If there is one general pattern for extinctions, it is the rate of environmental change and not necessarily its magnitude that places most populations in jeopardy. This consideration is highly relevant to global changes predicted for the next century. If current models are correct, the magnitude of change will not be unusual on a geological time scale, but the rate of change may be.

Evolutionary Turnover

Evidence of causation also comes from the nature of species that immigrate into a region or originate within it during or soon after a pulse of extinction. In other words, the disappearance of some species and the appearance of others during a brief episode of evolutionary turnover should offer compatible testimony about environmental change. Thus, not only did forest-adapted species of antelopes preferentially die out in Africa about 2.5 m.y. ago, but newly appearing species were virtually all adapted to grassy habitats. Simultaneously, the apparently semiarboreal gracile australopithecines gave way to early Homo, which had helpless infants and could not have climbed trees habitually for refuge (see Stanley, Chapter 14).

Not only during the Pliocene but throughout much of the Cenozoic Era, mammals experienced pulses of evolutionary turnover that produced stepwise net increases in the relative number of species adapted to savannas, grasslands, or steppes. The first pulse of evolutionary turnover came at the end of the Eocene, when the extinction event that also affected the marine realm removed numerous browsers, including the huge, rhino-like titanotheres. New mammalian taxa included numerous taxa adapted to eating coarse fodder (see Webb and Opdyke, Chapter 11).

By mid-Miocene time, the diversification of taxa—adapted to grassy habitats—had produced the greatest North American land mammal diversity of all time, in savannas that were the biotic equivalents of those in Africa today. Continuation of the trend produced drier grasslands and steppes with lower mammalian diversities later in the Neogene.

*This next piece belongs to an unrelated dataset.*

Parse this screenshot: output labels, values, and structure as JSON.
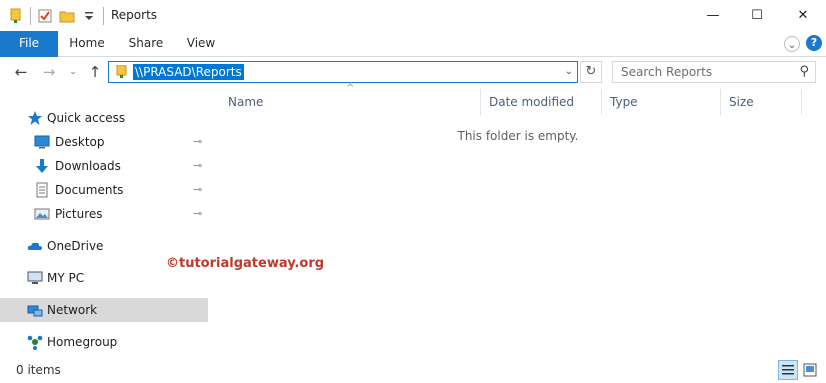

Although post-Eocene pulses of turnover for Cenozoic mammals have not yet been shown to correlate well with particular floral shifts, they have been correlated with isotopic evidence of glacial expansion. Efforts to associate turnover with global climatic changes are complicated by regional trends produced by major tectonic events, such as the uplift of the Sierra Nevada, the Colorado Plateau, and the Himalayan Plateau. Similarly, although the spectacular diversification of grasses and other plants adapted to dry, seasonal habitats clearly resulted from the general post-Eocene climatic trends, intervals of diversification have not as yet been associated with pulses of extinction of moist-adapted forms.

Delayed Recovery

Severe extinctions that are not largely offset by simultaneous immigration or speciation result in impoverished ecosystems that sometimes persist for millions of years. Several factors can contribute to delayed recovery. Sometimes a delay results from a dearth of taxa capable of responding to the opportunity created by severe extinction. A striking example is the absence throughout Mississippian and Pennsylvanian times of a framework-building reef community to replace the tabulate-stromatoporoid community that had been devastated in the Late Devonian mass extinction (James, 1984). Contrasting with this situation was the rapid diversification of sclerophyllous terrestrial plants (forms with reduced leaves and thickened cuticles) in Australia after the Eocene (see Christophel, Chapter 10). These taxa seem to have originated in nutrient-poor soils at the margins of Paleogene rain forests and were, in effect, poised for rapid evolutionary response when, because of aridification, soils deteriorated over a broad area of the continent. Similarly, the mammals' evolutionary recovery from severe Late Eocene extinction in the Northern Hemisphere was accelerated by the fact that a variety of mammalian taxa with high-crowned teeth adapted for grazing on coarse vegetation had already evolved during the Eocene, prior to the severe climatic change (see Webb and Opdyke, Chapter 11).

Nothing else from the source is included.